Neither Jerry Wald nor Jack Warner re-inserted the additional line in the film as released, that Bessie had written for Nelson, and the subject never came up again, despite his protest. Meanwhile, after the grisly discovery of the tortured paratroopers, Nelson receives surprising orders that direct him to march in the opposite direction from Allied headquarters. Reluctantly, the men follow their orders while the USAAF airdrops them supplies. The remnants of Nelson's force
reach a barren hillside, dig themselves into foxholes, repel a sneaky, vicious Japanese night attack, and awaken the following morning to see gliders and
thousands of paratroopers in the skies. They witness the beginning of the Allied invasion of Burma.

In March 1944, Warner Brothers sent the War Department a copy of the "Objective, Burma" screenplay, along with a request for a technical adviser who had served with the paratroops in the Pacific Theater. The studio emphasized in its correspondence with the War Department that "Objective, Burma" would stress "the important work of the paratroopers in the Pacific Theater." Warner Brothers' Location Manager, William
Guthrie, contacted Army Colonel Curtis Mitchell and explained, "Rest assured no political angle as discussed between you and me will be brought into this picture. It will be strictly an all American affair with American personnel only. We welcome any suggestions Army would like injected." On March 11, 1944, Mitchell briefed Major General Alexander Surles about "the story of about 48 paratroopers dropped 200 miles behind the Japanese lines for the purpose of wiping out a radar station and some supply dumps." He explained that the filmmakers were "prepared to make any changes you suggest in order to keep away from any subject that might be embarrassing." Eventually, the War Department assigned Burma combat veteran Captain Charles Galbreath as technical adviser for the film production.

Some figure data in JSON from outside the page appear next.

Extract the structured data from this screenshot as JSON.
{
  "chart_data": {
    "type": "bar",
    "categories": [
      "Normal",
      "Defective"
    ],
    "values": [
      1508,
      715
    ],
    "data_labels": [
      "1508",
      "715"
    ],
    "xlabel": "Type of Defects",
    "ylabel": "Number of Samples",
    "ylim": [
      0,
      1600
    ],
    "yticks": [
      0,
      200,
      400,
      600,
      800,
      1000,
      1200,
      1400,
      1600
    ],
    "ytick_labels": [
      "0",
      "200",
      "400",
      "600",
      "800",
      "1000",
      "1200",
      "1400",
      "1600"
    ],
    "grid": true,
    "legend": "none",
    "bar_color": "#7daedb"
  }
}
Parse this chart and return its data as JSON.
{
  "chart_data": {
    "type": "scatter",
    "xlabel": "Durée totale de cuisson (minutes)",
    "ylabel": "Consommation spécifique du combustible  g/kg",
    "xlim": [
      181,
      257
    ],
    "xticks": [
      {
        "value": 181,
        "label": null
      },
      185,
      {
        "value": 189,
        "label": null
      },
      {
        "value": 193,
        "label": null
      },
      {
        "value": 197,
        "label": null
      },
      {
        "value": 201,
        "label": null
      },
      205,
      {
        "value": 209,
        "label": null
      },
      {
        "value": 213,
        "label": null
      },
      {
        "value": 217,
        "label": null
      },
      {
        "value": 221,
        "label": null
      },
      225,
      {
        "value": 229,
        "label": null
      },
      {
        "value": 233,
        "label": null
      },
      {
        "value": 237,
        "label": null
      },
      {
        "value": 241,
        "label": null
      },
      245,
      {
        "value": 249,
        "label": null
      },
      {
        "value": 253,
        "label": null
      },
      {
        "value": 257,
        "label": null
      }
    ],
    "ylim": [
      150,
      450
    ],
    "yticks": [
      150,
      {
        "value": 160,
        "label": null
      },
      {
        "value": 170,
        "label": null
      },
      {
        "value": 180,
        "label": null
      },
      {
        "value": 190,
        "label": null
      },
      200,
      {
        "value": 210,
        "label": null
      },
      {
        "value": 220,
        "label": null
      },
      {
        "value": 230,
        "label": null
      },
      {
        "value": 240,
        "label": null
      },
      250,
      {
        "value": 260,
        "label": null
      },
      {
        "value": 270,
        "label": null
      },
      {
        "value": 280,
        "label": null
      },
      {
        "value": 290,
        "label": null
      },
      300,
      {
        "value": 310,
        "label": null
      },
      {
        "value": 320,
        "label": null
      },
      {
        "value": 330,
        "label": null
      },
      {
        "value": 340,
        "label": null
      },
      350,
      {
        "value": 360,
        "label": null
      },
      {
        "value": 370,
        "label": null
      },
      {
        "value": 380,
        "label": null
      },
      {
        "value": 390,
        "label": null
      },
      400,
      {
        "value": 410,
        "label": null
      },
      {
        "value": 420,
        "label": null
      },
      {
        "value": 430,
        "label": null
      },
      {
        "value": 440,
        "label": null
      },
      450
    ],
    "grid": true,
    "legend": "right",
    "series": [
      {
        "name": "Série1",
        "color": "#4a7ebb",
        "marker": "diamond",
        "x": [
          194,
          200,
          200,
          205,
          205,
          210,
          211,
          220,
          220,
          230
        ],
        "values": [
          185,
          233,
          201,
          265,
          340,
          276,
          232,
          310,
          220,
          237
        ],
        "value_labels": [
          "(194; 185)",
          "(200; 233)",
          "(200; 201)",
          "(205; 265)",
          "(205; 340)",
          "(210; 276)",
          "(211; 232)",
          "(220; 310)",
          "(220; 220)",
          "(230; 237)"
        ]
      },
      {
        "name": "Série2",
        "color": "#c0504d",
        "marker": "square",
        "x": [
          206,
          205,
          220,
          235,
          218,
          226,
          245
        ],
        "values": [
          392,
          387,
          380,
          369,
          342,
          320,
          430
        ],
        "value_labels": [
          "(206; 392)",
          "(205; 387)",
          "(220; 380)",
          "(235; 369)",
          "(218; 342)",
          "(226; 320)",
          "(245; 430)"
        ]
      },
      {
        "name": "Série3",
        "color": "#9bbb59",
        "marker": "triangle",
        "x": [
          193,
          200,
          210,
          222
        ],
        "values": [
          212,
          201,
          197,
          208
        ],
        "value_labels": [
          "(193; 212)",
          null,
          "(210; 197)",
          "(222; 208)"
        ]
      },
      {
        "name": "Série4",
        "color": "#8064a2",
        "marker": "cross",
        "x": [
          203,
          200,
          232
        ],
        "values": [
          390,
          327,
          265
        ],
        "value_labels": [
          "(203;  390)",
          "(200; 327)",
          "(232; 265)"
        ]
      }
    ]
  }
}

Warner Brothers wanted "Objective, Burma," to look as realistic as possible, especially regarding the troops. The studio requested 5 compasses, 12 infantry demolition kits without explosives, 160 D rations, 80 K rations, 2 Lister bags, 6 hand axes with covers, 4 wire cutters with covers, 24 M-1 rifles with bayonets and scabbards and 4 carbines with folding stocks. As it turns out, the cast wound up eating the rations, apparently to evoke more realism in their performances. The Army located most of the equipment, except the folding stock type carbine.

"Objective, Burma" is a first-rate combat actioneer that will make you sweat.